A large farm; estate or area of land designated for agricultural growth. Often includes housing for the owner and workers.

Etymology

Borrowed from Middle French plantation, from Latin plantātiō (“planting, transplanting”), from plantātus (“planted”), the perfect passive participle of plantāre, + action noun suffix -tiō.

Example Sentences

  • "Since the mid-1980s, when Indonesia first began to clear its bountiful forests on an industrial scale in favour of lucrative palm-oil plantations, “haze” has become an almost annual occurrence in South-East Asia.
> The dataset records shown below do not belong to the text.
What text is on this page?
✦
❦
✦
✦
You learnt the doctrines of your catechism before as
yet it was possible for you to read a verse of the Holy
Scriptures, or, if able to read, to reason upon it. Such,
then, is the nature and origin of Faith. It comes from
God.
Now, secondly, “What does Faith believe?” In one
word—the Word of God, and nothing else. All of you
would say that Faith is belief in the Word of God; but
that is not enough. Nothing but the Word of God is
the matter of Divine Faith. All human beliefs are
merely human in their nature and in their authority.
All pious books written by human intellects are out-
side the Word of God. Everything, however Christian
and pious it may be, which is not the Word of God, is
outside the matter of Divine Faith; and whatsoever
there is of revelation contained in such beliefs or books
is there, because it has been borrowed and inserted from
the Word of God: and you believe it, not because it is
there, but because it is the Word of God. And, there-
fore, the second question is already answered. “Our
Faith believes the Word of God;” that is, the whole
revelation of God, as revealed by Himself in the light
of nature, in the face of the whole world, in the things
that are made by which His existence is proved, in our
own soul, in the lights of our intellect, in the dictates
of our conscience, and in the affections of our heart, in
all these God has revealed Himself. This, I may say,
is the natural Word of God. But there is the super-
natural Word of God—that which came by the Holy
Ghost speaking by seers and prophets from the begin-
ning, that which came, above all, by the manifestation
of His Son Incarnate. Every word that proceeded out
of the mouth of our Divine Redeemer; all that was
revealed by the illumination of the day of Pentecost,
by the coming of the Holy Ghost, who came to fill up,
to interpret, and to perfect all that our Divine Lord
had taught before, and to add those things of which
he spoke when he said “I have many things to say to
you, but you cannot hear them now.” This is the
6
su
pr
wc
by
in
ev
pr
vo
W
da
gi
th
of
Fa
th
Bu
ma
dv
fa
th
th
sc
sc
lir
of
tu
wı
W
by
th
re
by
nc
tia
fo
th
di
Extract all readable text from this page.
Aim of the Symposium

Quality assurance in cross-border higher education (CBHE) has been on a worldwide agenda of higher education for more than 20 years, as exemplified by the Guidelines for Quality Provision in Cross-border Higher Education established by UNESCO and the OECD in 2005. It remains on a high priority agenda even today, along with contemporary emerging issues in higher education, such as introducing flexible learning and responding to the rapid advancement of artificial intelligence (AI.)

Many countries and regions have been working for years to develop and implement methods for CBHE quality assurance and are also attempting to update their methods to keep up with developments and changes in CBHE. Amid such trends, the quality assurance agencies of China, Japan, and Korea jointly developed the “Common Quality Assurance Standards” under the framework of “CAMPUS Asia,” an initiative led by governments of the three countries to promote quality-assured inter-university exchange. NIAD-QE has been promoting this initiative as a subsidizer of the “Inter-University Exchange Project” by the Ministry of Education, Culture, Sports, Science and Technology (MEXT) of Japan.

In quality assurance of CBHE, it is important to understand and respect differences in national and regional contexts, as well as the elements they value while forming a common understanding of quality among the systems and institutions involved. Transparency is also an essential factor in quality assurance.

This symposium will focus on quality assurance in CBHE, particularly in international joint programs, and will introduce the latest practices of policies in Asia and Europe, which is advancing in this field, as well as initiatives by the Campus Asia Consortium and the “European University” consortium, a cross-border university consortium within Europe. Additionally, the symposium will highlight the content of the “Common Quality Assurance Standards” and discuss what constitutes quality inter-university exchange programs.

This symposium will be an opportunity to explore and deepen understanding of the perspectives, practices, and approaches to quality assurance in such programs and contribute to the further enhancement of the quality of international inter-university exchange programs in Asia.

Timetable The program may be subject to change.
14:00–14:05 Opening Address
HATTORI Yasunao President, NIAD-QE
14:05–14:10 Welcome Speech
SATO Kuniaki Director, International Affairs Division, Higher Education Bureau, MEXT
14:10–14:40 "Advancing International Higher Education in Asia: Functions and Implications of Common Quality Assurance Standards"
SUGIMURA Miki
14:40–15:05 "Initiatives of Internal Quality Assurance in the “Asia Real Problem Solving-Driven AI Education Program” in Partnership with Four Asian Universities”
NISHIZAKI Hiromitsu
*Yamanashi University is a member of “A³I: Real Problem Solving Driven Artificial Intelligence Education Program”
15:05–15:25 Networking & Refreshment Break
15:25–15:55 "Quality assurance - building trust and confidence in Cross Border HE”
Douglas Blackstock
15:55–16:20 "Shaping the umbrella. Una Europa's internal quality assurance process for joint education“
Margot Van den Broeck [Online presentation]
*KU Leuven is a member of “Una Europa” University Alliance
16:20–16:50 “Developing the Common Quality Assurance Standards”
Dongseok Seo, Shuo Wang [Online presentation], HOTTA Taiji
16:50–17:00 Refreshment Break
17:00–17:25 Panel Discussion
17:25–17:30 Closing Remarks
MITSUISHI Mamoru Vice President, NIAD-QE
The cheapest way to clear logged woodland is to burn it, producing an acrid cloud of foul white smoke that, carried by the wind, can cover hundreds, or even thousands, of square miles."
  • "Across the street from the church, which is lovingly known as Mother Emanuel, is Marion Park. Until recently, this where a statue of Vice President John C. Calhoun, a slaveowner and staunch supporter of antebellum plantation slavery, stood. […] Drayton Hall, one of the oldest surviving plantations in the South, actively encourages visitors to pay respects at the African-American cemetery on site."
  • "She used to bound through the plantations, her eye first caught by one object, then another, gazing round for something to admire and to love. Now she walked slowly, her eyes fixed on the ground, as if, in all the wide fair world, there was nothing to attract nor to interest."